Even though depression treatment may lag behind the treatment of some other child and adolescent disorders in mean effectiveness when one averages across all studies, several individual studies in the meta-analysis illustrated the potential for efficacious treatment: five of the treatment versus control comparisons in the meta-analysis yielded effect sizes higher than 1.0, well above Cohen’s (1988) 0.80 cutoff for a “large” effect and indicating that the average treated child at the end of treatment was above the 84th percentile of the control group. Three of these five high effect sizes were generated by cognitive-behavioral therapy (CBT), one by a relaxation training protocol and one by cognitive bibliotherapy. Of course, the 35 studies examined by Weisz et al. (2006b) included some showing more modest psychotherapy effects and a few showing negligible effects and even negative effects in which the target treatment proved inferior to the control/comparison group.

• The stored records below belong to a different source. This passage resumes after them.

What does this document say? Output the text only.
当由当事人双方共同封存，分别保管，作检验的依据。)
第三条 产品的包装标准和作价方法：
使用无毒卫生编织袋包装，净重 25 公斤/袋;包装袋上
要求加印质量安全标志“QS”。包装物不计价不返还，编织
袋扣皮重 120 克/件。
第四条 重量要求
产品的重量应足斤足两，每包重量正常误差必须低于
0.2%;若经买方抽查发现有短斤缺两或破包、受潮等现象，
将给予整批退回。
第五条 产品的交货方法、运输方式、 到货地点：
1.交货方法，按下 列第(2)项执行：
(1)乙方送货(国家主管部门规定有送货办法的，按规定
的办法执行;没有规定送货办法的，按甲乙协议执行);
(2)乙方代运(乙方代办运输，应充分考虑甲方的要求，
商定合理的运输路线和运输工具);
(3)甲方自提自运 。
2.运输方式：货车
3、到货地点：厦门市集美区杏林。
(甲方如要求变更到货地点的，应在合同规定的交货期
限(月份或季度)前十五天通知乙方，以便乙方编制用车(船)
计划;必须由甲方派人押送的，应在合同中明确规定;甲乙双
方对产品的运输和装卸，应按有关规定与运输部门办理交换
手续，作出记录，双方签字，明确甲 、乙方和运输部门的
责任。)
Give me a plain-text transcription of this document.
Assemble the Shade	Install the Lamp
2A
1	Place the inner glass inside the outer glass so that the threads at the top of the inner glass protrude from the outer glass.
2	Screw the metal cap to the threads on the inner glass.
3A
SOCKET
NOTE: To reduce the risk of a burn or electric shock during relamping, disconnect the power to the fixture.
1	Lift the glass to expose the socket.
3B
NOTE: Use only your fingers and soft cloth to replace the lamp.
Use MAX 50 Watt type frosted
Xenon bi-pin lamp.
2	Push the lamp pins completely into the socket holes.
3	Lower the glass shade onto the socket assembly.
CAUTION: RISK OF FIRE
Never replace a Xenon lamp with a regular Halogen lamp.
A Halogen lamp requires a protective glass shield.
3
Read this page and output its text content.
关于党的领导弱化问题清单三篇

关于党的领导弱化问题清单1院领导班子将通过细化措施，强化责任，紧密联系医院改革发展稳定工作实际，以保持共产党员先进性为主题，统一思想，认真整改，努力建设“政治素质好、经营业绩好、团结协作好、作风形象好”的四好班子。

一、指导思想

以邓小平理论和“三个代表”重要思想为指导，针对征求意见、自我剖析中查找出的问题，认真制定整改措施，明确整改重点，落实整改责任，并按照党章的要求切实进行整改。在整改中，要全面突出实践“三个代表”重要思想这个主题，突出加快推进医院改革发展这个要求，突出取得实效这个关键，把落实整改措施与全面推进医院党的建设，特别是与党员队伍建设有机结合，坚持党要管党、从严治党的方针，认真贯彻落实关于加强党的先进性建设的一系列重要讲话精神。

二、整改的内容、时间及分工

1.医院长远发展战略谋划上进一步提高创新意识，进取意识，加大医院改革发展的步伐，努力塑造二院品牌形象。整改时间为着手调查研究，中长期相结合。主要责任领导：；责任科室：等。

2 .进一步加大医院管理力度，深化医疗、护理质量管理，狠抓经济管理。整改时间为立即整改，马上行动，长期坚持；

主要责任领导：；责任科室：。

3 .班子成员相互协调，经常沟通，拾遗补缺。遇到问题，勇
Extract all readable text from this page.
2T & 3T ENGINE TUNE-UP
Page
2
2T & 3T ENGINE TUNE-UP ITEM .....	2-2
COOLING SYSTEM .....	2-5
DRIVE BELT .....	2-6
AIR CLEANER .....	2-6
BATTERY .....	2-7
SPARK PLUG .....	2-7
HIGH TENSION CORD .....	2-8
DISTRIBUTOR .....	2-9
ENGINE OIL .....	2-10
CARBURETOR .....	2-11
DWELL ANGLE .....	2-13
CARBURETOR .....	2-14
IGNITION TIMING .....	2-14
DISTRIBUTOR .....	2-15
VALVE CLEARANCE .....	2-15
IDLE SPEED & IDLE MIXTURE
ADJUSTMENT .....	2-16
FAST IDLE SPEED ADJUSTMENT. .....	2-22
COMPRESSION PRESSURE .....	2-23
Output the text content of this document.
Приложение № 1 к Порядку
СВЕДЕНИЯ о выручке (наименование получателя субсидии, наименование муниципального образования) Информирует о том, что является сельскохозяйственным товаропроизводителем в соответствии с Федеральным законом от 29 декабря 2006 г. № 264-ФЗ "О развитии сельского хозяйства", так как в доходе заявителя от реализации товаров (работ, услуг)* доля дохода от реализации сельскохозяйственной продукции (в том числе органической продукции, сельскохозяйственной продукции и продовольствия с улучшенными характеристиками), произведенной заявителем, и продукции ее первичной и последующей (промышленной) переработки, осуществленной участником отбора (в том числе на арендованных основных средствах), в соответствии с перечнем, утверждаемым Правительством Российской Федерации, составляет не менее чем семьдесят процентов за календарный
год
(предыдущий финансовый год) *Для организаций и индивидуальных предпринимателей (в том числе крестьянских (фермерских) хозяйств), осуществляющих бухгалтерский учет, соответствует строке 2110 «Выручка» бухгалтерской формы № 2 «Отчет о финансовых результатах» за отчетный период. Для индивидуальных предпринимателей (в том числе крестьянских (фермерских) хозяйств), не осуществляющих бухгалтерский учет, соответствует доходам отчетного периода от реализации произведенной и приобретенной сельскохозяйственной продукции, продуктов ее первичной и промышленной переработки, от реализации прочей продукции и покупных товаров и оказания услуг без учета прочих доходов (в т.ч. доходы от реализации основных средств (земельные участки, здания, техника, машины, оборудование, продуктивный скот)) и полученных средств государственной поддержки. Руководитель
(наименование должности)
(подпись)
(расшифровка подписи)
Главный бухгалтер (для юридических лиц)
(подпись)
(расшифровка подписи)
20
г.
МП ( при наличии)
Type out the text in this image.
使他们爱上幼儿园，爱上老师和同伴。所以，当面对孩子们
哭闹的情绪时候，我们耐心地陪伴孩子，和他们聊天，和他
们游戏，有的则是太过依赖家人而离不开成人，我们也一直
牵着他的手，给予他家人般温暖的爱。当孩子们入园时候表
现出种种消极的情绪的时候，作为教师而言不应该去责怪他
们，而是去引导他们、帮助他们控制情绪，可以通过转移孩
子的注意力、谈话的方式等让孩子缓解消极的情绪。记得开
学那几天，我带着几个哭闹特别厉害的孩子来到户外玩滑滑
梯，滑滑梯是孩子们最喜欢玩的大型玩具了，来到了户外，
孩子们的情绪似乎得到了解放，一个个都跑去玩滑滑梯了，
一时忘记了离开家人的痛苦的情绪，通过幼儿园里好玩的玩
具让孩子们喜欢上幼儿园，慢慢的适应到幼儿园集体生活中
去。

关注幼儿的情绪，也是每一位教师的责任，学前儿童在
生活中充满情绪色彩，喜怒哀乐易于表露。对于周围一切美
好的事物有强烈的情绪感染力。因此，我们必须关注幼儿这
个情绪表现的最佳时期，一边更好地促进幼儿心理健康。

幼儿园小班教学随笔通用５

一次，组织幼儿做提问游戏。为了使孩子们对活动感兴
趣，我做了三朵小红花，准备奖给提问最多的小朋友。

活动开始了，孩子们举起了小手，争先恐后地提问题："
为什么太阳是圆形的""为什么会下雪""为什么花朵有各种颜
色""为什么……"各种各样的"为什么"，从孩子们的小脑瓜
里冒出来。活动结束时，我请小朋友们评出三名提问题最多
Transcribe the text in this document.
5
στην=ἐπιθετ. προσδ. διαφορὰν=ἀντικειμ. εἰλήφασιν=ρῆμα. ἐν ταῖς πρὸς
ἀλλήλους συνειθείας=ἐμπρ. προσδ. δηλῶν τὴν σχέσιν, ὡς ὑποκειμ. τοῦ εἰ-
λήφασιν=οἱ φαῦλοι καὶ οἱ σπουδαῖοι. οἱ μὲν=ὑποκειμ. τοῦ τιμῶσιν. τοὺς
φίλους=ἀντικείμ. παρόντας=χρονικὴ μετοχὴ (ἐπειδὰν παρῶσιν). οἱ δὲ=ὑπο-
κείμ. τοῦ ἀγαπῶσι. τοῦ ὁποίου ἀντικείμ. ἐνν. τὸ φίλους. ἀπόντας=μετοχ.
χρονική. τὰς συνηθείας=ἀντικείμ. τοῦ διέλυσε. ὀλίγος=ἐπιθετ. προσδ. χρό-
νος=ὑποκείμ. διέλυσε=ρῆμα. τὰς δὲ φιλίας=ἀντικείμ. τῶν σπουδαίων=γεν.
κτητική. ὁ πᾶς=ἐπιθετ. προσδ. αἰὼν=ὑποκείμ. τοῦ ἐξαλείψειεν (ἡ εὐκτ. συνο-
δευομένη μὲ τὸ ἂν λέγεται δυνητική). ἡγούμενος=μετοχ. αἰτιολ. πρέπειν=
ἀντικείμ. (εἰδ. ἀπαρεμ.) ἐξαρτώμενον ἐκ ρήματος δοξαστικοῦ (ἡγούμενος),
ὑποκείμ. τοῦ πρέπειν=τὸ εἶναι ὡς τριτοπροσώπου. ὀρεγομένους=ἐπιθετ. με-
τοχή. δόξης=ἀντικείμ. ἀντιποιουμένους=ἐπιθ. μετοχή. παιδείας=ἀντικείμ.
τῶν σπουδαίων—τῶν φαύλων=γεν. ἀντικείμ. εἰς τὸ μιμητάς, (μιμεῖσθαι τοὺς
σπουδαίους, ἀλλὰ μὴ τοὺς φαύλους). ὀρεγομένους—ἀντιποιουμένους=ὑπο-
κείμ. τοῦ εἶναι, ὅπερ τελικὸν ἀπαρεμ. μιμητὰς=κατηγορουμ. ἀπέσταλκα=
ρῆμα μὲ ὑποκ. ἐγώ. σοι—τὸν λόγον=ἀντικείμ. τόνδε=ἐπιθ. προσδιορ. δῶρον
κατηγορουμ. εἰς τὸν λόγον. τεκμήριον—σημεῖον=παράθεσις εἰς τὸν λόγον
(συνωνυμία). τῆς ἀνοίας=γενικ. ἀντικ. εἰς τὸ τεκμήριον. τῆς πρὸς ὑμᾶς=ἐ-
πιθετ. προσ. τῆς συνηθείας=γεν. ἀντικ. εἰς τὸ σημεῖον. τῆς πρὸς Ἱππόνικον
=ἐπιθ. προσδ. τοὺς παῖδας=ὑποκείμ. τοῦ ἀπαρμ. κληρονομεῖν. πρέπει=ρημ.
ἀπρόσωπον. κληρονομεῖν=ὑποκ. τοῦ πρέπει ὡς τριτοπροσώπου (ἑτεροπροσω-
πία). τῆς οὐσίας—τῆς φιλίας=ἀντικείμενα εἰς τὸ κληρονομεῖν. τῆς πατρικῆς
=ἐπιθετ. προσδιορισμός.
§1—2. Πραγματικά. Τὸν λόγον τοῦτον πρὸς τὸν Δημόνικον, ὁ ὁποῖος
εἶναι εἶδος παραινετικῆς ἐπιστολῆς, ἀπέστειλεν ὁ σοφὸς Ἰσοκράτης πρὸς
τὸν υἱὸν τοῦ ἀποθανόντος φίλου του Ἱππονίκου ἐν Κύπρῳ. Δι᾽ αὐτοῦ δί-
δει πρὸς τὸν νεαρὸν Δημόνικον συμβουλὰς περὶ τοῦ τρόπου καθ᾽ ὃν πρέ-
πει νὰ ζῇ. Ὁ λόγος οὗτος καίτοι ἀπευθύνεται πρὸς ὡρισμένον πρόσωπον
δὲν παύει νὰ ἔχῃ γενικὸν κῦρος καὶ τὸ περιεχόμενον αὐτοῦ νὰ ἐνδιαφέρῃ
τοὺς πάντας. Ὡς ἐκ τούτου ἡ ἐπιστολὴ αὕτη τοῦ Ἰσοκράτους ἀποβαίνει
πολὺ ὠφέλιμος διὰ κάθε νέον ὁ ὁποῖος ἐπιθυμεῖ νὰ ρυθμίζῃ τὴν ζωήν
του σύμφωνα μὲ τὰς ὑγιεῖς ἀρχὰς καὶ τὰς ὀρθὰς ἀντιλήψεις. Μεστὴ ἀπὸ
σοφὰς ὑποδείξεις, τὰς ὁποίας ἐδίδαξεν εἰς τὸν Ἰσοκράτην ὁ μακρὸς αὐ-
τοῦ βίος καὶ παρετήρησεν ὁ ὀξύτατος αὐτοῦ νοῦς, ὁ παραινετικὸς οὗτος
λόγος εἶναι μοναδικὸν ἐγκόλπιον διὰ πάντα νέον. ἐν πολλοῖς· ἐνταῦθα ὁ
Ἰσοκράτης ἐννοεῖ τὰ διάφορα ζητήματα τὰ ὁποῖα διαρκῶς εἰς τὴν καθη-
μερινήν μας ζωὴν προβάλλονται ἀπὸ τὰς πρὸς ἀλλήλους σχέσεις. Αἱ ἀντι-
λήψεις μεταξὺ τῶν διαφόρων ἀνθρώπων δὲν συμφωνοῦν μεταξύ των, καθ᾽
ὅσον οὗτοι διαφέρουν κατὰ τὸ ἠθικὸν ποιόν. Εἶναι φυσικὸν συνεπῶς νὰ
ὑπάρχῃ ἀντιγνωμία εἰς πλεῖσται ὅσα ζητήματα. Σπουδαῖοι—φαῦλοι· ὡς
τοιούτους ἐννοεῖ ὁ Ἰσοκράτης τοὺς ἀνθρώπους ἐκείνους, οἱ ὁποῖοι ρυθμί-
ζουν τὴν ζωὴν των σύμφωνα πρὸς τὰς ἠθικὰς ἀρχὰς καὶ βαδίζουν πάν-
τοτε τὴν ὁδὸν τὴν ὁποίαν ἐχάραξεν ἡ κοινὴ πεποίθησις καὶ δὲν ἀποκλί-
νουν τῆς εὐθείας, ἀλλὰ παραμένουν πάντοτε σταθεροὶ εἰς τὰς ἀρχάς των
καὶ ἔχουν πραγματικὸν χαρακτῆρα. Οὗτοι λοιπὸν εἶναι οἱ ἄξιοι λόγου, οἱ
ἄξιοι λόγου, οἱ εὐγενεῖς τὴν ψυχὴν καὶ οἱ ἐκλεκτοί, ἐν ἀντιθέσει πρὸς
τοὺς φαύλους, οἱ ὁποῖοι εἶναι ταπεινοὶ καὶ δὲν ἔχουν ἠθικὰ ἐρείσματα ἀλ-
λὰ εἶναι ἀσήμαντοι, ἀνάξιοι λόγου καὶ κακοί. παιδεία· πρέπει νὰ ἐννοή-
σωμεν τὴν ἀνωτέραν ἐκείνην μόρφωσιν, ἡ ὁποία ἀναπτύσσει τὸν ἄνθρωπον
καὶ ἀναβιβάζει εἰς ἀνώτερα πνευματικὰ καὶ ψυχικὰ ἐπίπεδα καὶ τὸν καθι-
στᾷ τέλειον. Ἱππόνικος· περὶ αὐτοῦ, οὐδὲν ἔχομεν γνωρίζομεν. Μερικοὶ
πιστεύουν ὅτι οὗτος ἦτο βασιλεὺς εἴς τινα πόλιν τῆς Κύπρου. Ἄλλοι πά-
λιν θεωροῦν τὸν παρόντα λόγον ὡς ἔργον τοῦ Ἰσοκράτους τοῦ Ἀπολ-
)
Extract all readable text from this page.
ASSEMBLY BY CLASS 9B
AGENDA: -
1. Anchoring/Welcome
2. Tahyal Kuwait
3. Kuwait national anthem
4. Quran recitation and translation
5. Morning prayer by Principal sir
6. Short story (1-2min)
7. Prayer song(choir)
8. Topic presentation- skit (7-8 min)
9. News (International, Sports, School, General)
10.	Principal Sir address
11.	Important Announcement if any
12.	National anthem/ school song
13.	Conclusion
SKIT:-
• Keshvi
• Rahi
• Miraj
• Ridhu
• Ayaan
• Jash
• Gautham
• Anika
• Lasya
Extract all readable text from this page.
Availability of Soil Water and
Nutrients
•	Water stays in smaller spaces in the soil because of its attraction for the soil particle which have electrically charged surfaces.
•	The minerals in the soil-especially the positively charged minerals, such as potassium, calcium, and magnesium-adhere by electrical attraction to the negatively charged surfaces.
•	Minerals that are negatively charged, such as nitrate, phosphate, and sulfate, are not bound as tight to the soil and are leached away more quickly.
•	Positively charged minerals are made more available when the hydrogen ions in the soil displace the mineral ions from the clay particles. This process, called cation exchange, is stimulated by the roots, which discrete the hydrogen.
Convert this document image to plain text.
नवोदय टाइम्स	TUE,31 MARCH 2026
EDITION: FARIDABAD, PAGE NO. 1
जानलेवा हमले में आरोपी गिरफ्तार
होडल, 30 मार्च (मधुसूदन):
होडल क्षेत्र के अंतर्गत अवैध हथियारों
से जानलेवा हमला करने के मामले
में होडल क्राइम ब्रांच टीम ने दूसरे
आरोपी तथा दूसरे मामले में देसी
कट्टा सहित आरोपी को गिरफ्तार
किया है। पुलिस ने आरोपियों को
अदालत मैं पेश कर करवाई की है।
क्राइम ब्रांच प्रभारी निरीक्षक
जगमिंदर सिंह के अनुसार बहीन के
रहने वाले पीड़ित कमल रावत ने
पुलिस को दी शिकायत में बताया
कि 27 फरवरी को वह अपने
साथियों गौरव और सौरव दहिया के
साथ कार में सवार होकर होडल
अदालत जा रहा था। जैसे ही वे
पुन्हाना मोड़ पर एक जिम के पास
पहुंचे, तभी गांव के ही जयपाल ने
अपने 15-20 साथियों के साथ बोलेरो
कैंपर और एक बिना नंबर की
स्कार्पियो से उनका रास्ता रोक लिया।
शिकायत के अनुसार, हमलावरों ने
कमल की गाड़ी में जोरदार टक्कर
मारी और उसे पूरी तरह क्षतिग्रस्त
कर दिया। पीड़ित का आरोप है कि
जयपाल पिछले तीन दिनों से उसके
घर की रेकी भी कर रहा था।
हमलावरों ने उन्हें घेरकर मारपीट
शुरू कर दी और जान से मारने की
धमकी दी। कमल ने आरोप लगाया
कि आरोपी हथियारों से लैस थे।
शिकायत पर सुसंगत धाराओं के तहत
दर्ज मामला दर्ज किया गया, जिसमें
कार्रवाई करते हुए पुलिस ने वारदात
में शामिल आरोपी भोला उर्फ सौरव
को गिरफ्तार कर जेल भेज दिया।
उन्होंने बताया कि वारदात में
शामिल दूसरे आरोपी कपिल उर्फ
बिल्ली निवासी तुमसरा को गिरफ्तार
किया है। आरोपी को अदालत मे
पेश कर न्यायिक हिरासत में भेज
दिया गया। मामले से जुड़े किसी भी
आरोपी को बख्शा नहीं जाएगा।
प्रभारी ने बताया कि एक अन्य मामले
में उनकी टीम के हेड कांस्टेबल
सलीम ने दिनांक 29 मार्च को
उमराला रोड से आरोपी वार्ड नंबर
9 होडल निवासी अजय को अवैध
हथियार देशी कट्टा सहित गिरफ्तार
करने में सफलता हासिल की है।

Even within the category of “CBT,” effects were variable, highlighting the fact that treatments bearing the same name and theoretical basis may differ widely in their effects. Such variability can result from the inclusion of different therapeutic strategies or elements (despite sharing the same theoretical orientation), differences in the skill with which treatments are delivered, variability in study populations, and differences in study design and data analytic strategies.

Put simply, effect size, like any tool in treatment outcome research, can be influenced by factors that are independent of the particular type of treatment used. Even the type of control group to which treatments are compared may have a large bearing on study findings because the effect size depends on how well (or poorly) the treatment group fares in relation to the control group. Comparison to an active control group, such as another treatment or a placebo, is generally more likely to yield a lower effect size than comparison to an inert control group, such as waitlist (Kazdin et al., 1990). Other design features, such as whether analyses were based on the fully randomized sample (intent-to-treat analysis) or included only treatment completers may also influence effect size. Thus, control for potentially complicating confounding variables is important in meta-analyses because confounding among variables is common and can create spurious findings. The take-home message for consumers of meta-analysis is the need to be savvy and dig into the details of findings, considering effect size in the context of the control group and other study characteristics and design features while noting those factors found to have moderate outcomes. Similarly, therapists seeking to use meta-analyses to inform treatment selection should note not only the effect sizes for various treatments but also aspects of the intervention and study procedures that may have influenced those effect sizes, particularly as these relate to their own goals as therapists.

What About TADS?

How do the points raised here relate to the important TADS (TADS Team, 2004) comparing CBT to fluoxetine to combined CBT + fluoxetine to placebo? In TADS the 12-week assessment comparing CBT to placebo showed a negligible effect size (−0.07). The fact that the effect size was negative means that adolescents who received CBT were rated as having slightly more depressive symptoms than adolescents who received the placebo. Why might this be so? Answering this question is difficult because TADS differed from most previous treatment studies in so many ways, including the use of a potentially potent pill placebo condition. It does appear that the pill placebo produced larger decreases in depressive symptoms than passive waitlist controls from two other CBT trials using one of the same measures of depression, the Reynolds Adolescent Depression Scale (Curtis, 1992; Kahn et al., 1990). However, it is also true that adolescents in the CBT arm of TADS showed smaller reductions in depression symptoms during the 12 weeks than did subjects receiving CBT in previous studies. Whereas the average pre-to-post decrease for TADS participants was 10.7 points on the Reynolds Adolescent Depression Scale, previous studies have demonstrated decreases as large as 26.7 (Curtis, 1992) and 32.0 points (Kahn et al., 1990) following CBT using the same measure.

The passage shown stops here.